Wednesday, April 07, 2010

Imagery, Visualization, and Anchoring: Building Positive Trading Behaviors

My recent post outlined important steps to take in raising one's trading size. This is one area where imagery exercises can be especially helpful in adapting to changes in your trading. My earlier post on the use of imagery highlights how the proper use of visualization methods can accelerate change processes. The idea is to make the desired change again and again in your mental rehearsals, so that you are prepared to make the right decisions when real-life opportunities occur. Imagery, used in such a manner, is a form of practice: it enables us to build new habit patterns in a rapid and controlled way.

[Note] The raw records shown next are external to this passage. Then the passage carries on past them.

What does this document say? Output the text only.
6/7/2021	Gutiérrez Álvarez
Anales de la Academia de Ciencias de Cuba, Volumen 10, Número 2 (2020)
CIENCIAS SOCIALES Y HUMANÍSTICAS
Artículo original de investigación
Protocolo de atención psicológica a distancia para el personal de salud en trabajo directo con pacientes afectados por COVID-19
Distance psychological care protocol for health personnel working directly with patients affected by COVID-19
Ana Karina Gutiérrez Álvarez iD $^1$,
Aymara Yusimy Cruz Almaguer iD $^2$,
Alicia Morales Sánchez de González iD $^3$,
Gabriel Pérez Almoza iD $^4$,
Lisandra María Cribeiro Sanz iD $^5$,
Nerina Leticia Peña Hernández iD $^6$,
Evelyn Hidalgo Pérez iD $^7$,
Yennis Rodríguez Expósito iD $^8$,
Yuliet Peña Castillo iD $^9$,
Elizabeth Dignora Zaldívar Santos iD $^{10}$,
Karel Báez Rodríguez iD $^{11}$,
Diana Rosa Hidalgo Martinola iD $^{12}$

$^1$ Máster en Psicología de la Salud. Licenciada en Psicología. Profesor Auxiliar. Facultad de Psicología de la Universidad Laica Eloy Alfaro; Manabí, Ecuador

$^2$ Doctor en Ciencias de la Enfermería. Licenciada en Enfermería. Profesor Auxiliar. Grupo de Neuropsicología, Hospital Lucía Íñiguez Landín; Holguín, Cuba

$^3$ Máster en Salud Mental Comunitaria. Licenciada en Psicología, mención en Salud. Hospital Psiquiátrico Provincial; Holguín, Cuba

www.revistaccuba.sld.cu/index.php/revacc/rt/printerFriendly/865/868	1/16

When imagery is paired with a highly focused and relaxed state, it begins to look like a self-hypnosis routine. What you're really accomplishing with the imagery is a kind of self-suggestion: you are preparing yourself to act in a desired way in a targeted situation. Indeed, by staying very focused and calm during actual trading, you can activate the scenarios that you've practiced. Such "anchoring" is an unusually flexible and powerful psychological technique: by linking a desired behavior to a distinctive mind state, you invoke the behavior whenever you enter that state.

Notice that the goal of the exercise is to turn a positive trading behavior into a regular, automatic practice. Too often traders focus on reducing or eliminating problems, when in fact they would be better off by building on their best trading practices and making those more consistent. That is the essence of the solution-focused approach, and it's a great application of imagery.